Brand consistency is key
The goal here is to provide a consistent experience across all channels. No matter the touchpoint, the brand voice, and message must be the same. Nothing is more off-putting to a customer than a brand suffering from schizophrenia. Customers should immediately recognize the brand and message as yours. Not all customers will interact using all channels. But, for customers using more than one channel, the experience should be the same. So, don’t have an app and social media presence that focuses on product price when your website and store message is centered on quality-based messages.
Share data to improve and personalize the customer experience
When you link apps, eCommerce, CRM, and ERP you can provide each customer a highly personalized shopping experience.
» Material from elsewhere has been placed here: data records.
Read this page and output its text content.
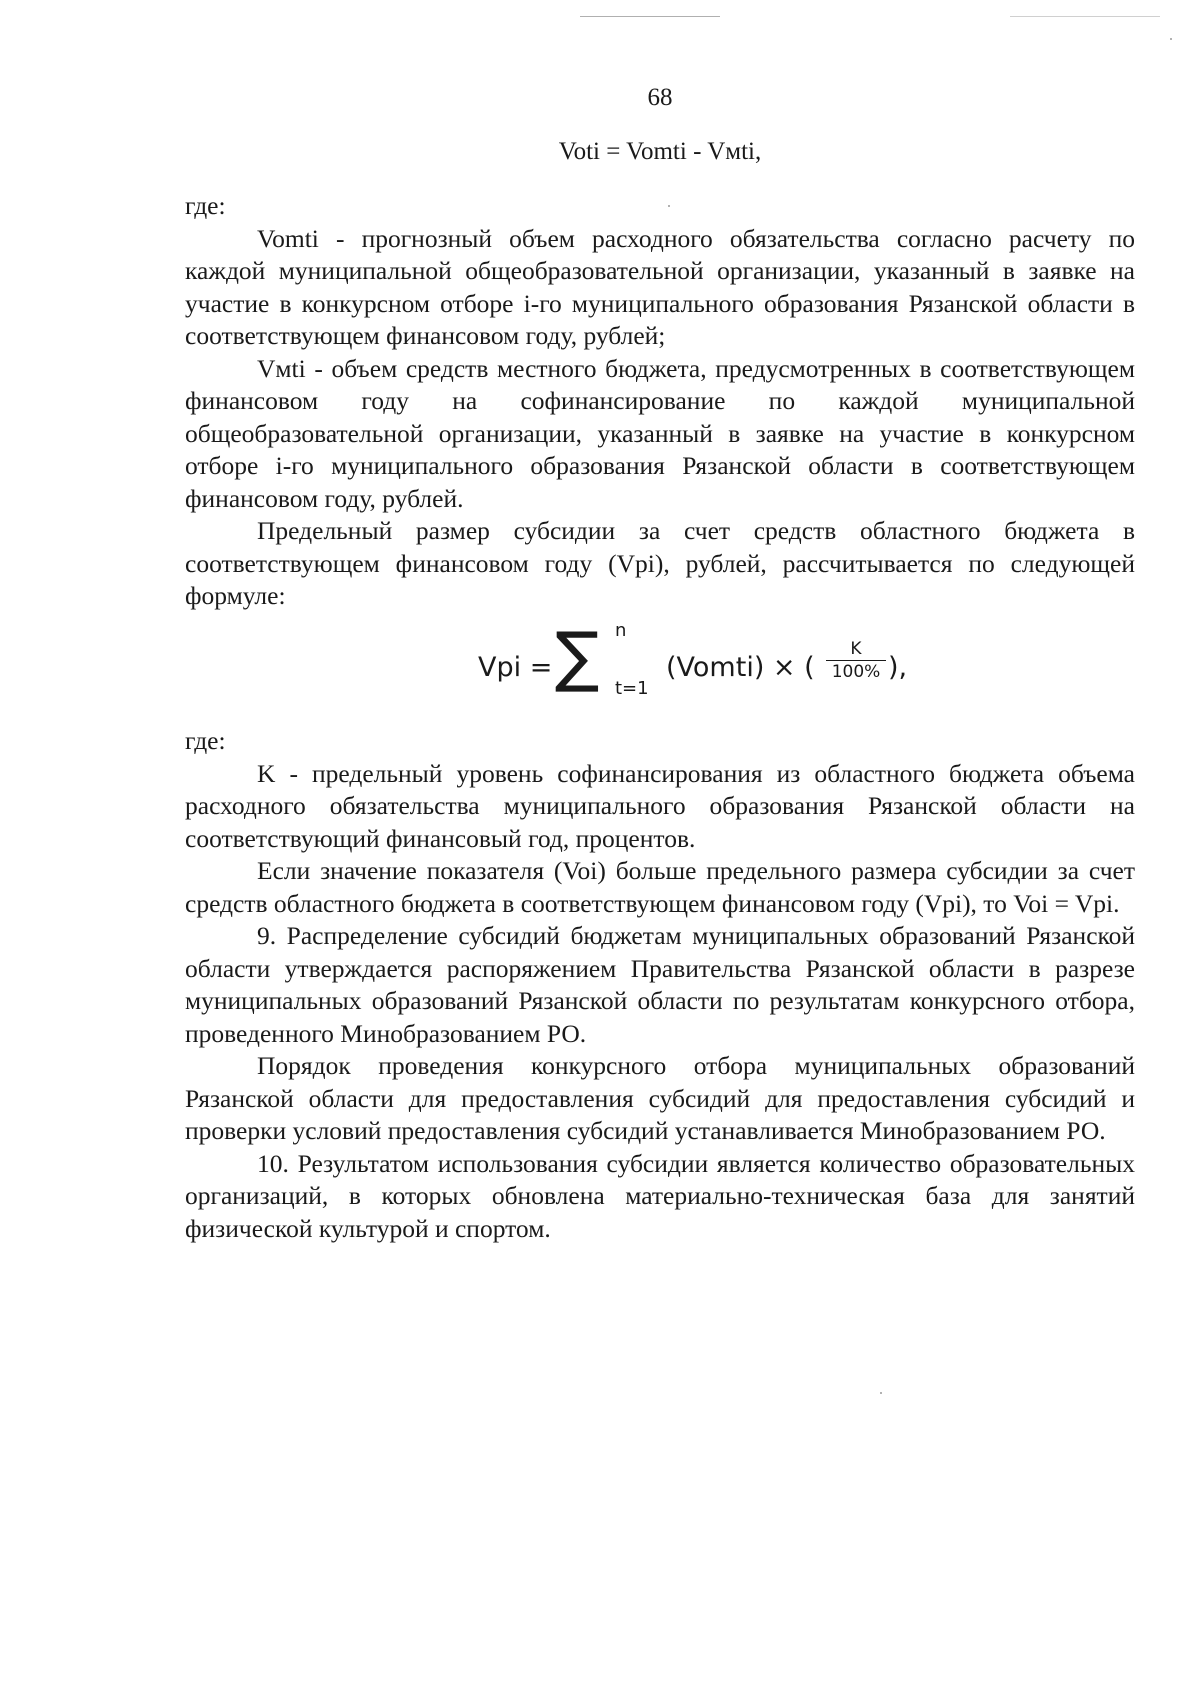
68
Voti = Vomti - Vмti,

где:

Vomti - прогнозный объем расходного обязательства согласно расчету по каждой муниципальной общеобразовательной организации, указанный в заявке на участие в конкурсном отборе i-го муниципального образования Рязанской области в соответствующем финансовом году, рублей;

Vмti - объем средств местного бюджета, предусмотренных в соответствующем финансовом году на софинансирование по каждой муниципальной общеобразовательной организации, указанный в заявке на участие в конкурсном отборе i-го муниципального образования Рязанской области в соответствующем финансовом году, рублей.

Предельный размер субсидии за счет средств областного бюджета в соответствующем финансовом году (Vpi), рублей, рассчитывается по следующей формуле:

Vpi = ∑ n
t=1
(Vomti) × (
K
100% ),

где:

K - предельный уровень софинансирования из областного бюджета объема расходного обязательства муниципального образования Рязанской области на соответствующий финансовый год, процентов.

Если значение показателя (Voi) больше предельного размера субсидии за счет средств областного бюджета в соответствующем финансовом году (Vpi), то Voi = Vpi.

9. Распределение субсидий бюджетам муниципальных образований Рязанской области утверждается распоряжением Правительства Рязанской области в разрезе муниципальных образований Рязанской области по результатам конкурсного отбора, проведенного Минобразованием РО.

Порядок проведения конкурсного отбора муниципальных образований Рязанской области для предоставления субсидий для предоставления субсидий и проверки условий предоставления субсидий устанавливается Минобразованием РО.

10. Результатом использования субсидии является количество образовательных организаций, в которых обновлена материально-техническая база для занятий физической культурой и спортом.
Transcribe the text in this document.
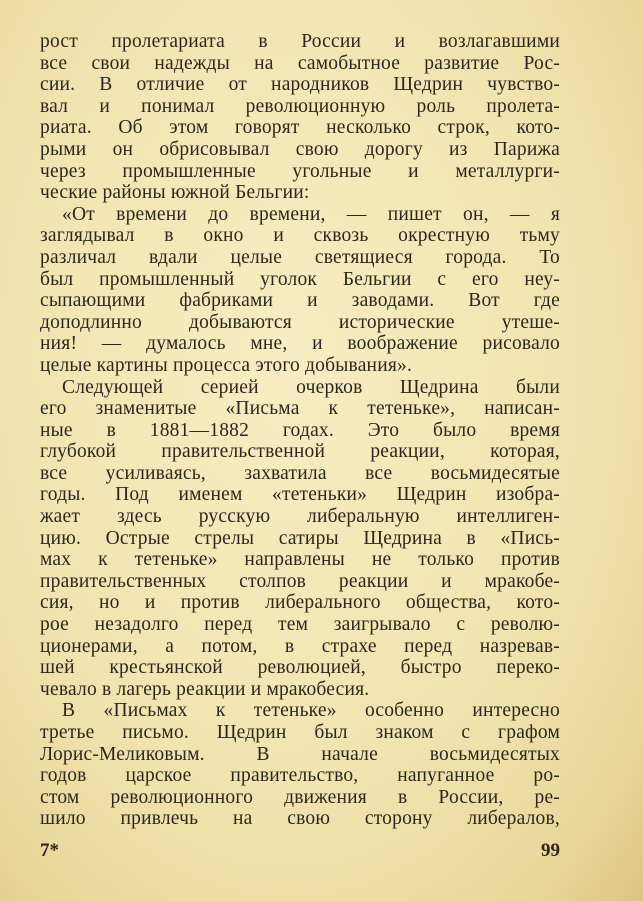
рост пролетариата в России и возлагавшими
все свои надежды на самобытное развитие Рос-
сии. В отличие от народников Щедрин чувство-
вал и понимал революционную роль пролета-
риата. Об этом говорят несколько строк, кото-
рыми он обрисовывал свою дорогу из Парижа
через промышленные угольные и металлурги-
ческие районы южной Бельгии:
«От времени до времени, — пишет он, — я
заглядывал в окно и сквозь окрестную тьму
различал вдали целые светящиеся города. То
был промышленный уголок Бельгии с его неу-
сыпающими фабриками и заводами. Вот где
доподлинно добываются исторические утеше-
ния! — думалось мне, и воображение рисовало
целые картины процесса этого добывания».
Следующей серией очерков Щедрина были
его знаменитые «Письма к тетеньке», написан-
ные в 1881—1882 годах. Это было время
глубокой правительственной реакции, которая,
все усиливаясь, захватила все восьмидесятые
годы. Под именем «тетеньки» Щедрин изобра-
жает здесь русскую либеральную интеллиген-
цию. Острые стрелы сатиры Щедрина в «Пись-
мах к тетеньке» направлены не только против
правительственных столпов реакции и мракобе-
сия, но и против либерального общества, кото-
рое незадолго перед тем заигрывало с револю-
ционерами, а потом, в страхе перед назревав-
шей крестьянской революцией, быстро переко-
чевало в лагерь реакции и мракобесия.
В «Письмах к тетеньке» особенно интересно
третье письмо. Щедрин был знаком с графом
Лорис-Меликовым. В начале восьмидесятых
годов царское правительство, напуганное ро-
стом революционного движения в России, ре-
шило привлечь на свою сторону либералов,
7*	99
Track wish list items and send push notifications when the customer is in the store. On digital channels, serve up related product suggestions and advise on inventory levels. If a shopper is in a store and has an abandoned eCommerce shopping cart, this is the perfect time to remind them to complete the purchase.
Integrate your business systems so data flows throughout and then use that data to improve and personalize the customer experience. The right data combined with powerful analytics tools allows you to identify customer needs and then act on them when the time is right.
Frequently Asked Questions
Omnichannel retailing is a term that refers to the idea of the retail business merging different online and offline channels. So, generally speaking, it means retailers are using every channel they can to reach and engage with customers. They’re using email to communicate with customers, offering products on the web, mobile apps, and physical stores. Also, they are using social media to engage with customers and offering discounts to encourage shoppers to purchase in stores.
While the concept of omnichannel retailing has been around for quite some time, its current popularity can likely be attributed to a few significant trends: 1) mobile technology has become a part of everyday life, enabling consumers to complete transactions anywhere and anytime; 2) social media has become a crucial part of our lives, giving people a platform to interact with brands and brands have responded by building highly responsive apps and websites to meet their customers wherever they are and whatever device they are using, 3) consumers are increasingly mobile, driving the need for a seamless, cross channel shopping experience.
Omnichannel retailers must offer seamless and personalized experiences across channels and a consistent brand experience regardless of channel. To succeed, they need to understand and analyze the data they collect. Then, they need to build a plan to connect all the different systems within the company, including those outside the company. An omnichannel strategy has to focus on making sure customers can find and interact with retailers in ways that are easy to access, whether they’re at home, on the road, or on their mobile devices.
In conclusion, the idea behind omnichannel retailing is that your customers shop online, in stores, and via mobile and social channels. You must offer the same or similar experiences across all these channels. So it is crucial to understand omnichannel retailing and the various ways it can be implemented. This can be a significant change for some brands and retailers, as they currently might only consider a single channel or method of communication. We believe it’s essential to understand omnichannel retailing to ensure you’re designing your digital strategy appropriately.